The Invisible Man (1933).

Any true classic movie buff should admire this one at least a little bit, since it introduced the public to Claude Rains, who appeared to faultless advantage in Casablanca, The Adventures of Robin Hood, Mr. Smith Goes to Washington, Now, Voyager, Notorious, and countless other classics. Rains was James Whale’s only choice to play mad scientist Jack Griffin, who is turned invisible by experimental drugs but then discovers he can commit crimes almost with impunity. Universal Studios was pushing Whale to cast Karloff. I don’t doubt that Boris would have been awesome, yet thank God Whale won the battle. Equipped only with his unique voice, Rains turns in a marvelously manic performance. He’s the central character, with no stalwart hero going up against him. We see society grapple with him, but a part of us can’t help being on his side, since he’s by far the most dynamic individual around. He is brought down for the greater good, yet we feel something tragic in his loss.

The Uninvited (1944)

Can a horror movie be romantic? Actually, yes, as this film demonstrates. It has all the right horror-movie trappings: a haunted house, an abundance of dark secrets, an insane asylum that’s terrifying in its squeaky-cleanliness, beautiful light-and-shadow interaction, and the threats of madness and death. Yet it also has a lush, lyrical music score by Victor Young to set a romantic tone, and it has Ray Milland, perhaps the most charismatic of all horror-movie heroes, paying court to the beautiful, mysterious Gail Russell. Milland’s equally charming sister, Ruth Hussey, is also a welcome presence. So often the “good guys” in horror films are bland ciphers, but these are horror movie heroes we can actually root for.

A few runners-up:

The Wolf Man (1941). This film establishes the big-screen werewolf mythology and features memorable performances by Lon Chaney Jr., Bela Lugosi, Maria Ouspenskaya, and the priceless Claude Rains.

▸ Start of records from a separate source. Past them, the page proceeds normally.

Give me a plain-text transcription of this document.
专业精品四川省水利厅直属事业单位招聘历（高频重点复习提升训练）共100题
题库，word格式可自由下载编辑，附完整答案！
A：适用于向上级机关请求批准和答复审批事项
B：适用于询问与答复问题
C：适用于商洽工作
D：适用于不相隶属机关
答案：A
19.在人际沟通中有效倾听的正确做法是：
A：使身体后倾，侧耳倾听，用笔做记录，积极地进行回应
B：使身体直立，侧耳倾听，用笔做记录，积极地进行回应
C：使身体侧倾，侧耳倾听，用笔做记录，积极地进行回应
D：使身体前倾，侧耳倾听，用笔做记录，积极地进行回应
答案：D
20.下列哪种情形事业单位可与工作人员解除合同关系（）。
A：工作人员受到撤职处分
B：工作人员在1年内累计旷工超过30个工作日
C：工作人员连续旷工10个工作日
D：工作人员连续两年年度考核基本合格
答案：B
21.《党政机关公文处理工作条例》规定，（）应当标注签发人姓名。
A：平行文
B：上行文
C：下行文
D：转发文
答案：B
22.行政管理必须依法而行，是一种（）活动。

The Walking Dead (1936). Karloff is at his most sympathetic here, playing a wrongly convicted and executed man brought back to life. This one has a higher body count than most horror films of the day, but here the victims have it coming.

The Devil-Doll (1936). Lionel Barrymore does the revenge thing disguised as an elderly lady whose “dolls” he can psychically animate to do his bidding.

Dead of Night (1946) and The Curse of the Demon (1958), two hauntingly atmospheric horror films from England.